Host: Outside, lightning flared across the skyline, briefly illuminating the distant outline of the capitol dome — a symbol that once shone like purpose, now glimmering like irony.
Jack: “You sound like you still believe in it.”
Jeeny: “I believe in people, not systems. Systems rot. People remember. Someone out there hears your words — even if it’s only one person. That’s still public business, Jack. That’s still worth walking into.”
Jack: “And what if it destroys me?”
Jeeny: “Then maybe destruction is just another kind of contribution.”
Host: The clock on the wall ticked softly, its steady rhythm cutting through the long pause between them. Jeeny turned away from the window, picking up one of the papers from the table — a motionless policy draft, unsigned, unseen.
Jeeny: “Franklin’s words weren’t cynical, Jack. They were compassionate. He’d lived long enough to see the weight of power crush even the most well-meaning. He didn’t tell us to avoid it — he told us to respect the cost before we enter.”
Jack: “And you think that makes the mistake worth making?”
Jeeny: “Of course. Every worthwhile thing begins as a mistake someone dared to make anyway.”
Host: The rain stopped entirely now. The city lights shimmered on the wet pavement, fractured into a thousand tiny stars. Jeeny placed the paper gently back on the table, her eyes finding Jack’s with quiet certainty.
Jeeny: “Franklin’s warning wasn’t to keep good people out of public life. It was to remind them — you’ll lose your comfort, your illusions, maybe even your peace. But if you can survive that loss, maybe you can still give the world something real.”
Jack exhaled, his voice almost a whisper.
Jack: “You make it sound almost noble again.”
Jeeny: “It always was.

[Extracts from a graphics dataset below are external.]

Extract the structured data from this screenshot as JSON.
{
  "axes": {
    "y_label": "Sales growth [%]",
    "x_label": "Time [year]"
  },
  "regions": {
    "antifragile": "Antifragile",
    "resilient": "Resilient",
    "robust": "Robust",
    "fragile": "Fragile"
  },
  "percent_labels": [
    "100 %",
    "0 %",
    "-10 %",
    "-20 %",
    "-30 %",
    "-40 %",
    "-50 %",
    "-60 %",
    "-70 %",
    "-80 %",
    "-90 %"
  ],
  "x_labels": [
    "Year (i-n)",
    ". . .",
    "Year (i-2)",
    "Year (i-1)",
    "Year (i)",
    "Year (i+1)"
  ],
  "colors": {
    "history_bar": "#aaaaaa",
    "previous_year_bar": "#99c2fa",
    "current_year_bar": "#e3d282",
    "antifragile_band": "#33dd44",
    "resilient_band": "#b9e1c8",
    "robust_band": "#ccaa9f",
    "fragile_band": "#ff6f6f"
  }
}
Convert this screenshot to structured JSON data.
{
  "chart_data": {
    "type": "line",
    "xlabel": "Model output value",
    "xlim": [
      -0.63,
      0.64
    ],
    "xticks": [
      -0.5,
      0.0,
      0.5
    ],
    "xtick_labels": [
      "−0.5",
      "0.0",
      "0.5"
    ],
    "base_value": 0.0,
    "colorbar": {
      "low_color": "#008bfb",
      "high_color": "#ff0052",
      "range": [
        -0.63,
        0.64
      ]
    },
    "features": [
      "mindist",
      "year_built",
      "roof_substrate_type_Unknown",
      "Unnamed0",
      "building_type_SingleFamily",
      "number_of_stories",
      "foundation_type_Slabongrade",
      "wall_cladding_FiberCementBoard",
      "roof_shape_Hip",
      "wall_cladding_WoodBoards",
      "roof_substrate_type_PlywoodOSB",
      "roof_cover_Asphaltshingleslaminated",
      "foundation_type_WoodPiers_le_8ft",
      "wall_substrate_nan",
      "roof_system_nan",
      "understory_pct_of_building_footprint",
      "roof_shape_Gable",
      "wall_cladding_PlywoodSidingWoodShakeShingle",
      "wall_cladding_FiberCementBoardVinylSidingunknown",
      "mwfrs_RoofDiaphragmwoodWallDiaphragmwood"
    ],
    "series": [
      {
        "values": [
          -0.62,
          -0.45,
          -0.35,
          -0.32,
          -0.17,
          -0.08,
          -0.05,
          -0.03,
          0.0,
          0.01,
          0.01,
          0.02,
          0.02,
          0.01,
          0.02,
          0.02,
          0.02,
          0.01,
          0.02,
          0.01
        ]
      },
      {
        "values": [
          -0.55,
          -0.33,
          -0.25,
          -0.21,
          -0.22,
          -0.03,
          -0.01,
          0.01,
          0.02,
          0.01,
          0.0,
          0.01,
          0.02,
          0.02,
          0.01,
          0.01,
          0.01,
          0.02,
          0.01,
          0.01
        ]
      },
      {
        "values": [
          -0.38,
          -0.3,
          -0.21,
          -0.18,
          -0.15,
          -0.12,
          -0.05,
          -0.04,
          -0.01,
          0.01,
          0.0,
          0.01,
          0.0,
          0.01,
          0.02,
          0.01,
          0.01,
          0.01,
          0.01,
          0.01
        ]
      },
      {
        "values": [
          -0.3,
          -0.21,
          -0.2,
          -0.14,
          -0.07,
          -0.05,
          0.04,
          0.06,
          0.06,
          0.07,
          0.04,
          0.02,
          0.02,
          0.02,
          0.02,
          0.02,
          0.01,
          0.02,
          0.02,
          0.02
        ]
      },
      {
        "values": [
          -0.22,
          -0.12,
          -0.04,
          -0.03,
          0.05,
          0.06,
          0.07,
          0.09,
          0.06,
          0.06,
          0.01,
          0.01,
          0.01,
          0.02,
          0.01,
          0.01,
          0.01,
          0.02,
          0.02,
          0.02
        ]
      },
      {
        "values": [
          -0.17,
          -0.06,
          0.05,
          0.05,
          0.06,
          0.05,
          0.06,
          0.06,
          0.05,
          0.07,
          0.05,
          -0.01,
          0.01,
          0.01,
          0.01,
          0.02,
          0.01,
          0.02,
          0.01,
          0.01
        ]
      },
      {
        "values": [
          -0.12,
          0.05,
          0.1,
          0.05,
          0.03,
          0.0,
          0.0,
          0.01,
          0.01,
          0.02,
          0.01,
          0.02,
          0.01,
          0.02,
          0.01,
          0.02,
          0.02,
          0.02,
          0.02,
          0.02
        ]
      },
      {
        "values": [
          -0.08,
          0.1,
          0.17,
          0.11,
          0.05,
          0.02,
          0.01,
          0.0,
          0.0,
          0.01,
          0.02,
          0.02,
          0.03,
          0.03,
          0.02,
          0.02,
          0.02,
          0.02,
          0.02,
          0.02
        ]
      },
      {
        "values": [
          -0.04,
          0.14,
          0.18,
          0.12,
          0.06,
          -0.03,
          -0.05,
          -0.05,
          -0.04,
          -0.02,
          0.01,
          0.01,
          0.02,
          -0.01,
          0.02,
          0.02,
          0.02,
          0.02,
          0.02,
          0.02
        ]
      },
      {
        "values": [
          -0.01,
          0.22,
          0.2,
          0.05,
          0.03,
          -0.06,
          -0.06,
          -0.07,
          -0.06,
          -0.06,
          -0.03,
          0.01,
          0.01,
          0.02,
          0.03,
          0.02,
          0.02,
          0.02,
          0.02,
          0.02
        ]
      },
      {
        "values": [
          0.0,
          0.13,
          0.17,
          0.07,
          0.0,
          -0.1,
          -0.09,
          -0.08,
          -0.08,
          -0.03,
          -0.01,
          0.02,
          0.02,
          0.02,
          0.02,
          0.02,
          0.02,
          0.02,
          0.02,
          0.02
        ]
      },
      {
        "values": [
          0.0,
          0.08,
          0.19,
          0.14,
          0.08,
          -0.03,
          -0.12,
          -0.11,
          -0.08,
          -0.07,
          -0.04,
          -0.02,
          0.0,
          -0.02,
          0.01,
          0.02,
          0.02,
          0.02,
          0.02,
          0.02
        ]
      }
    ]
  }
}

It just hurts too much to see it that way.”
Host: The room fell silent except for the faint hum of the building — the sound of fluorescent lights, the echo of distant traffic, the sigh of two tired hearts still trying to believe in something larger than themselves.
Outside, dawn began to break — faint, fragile, like the first honest truth after a long lie.
Jack leaned against the table, staring at the papers as if seeing them for the first time — not as burdens, but as reminders.
Jack: “Maybe Franklin was right. The first mistake is going in. But maybe the second is never trying at all.”
Jeeny smiled, soft and sad.
Jeeny: “Exactly. The world runs on the courage of people who keep walking into the fire — knowing it burns.”
Host: The first light of morning touched their faces, washing the fatigue in a thin silver glow. The old building, once oppressive, now felt lighter — as if it too exhaled.
And as the city awakened below them, Jack whispered — to Jeeny, to Franklin, to the unseen millions who still dared to care:
“The mistake was the beginning. The persistence — that’s the legacy.”
Host: The sun rose over the capitol dome, scattering the night and igniting the windows like the memory of a better promise — one still worth chasing, even through all its mistakes.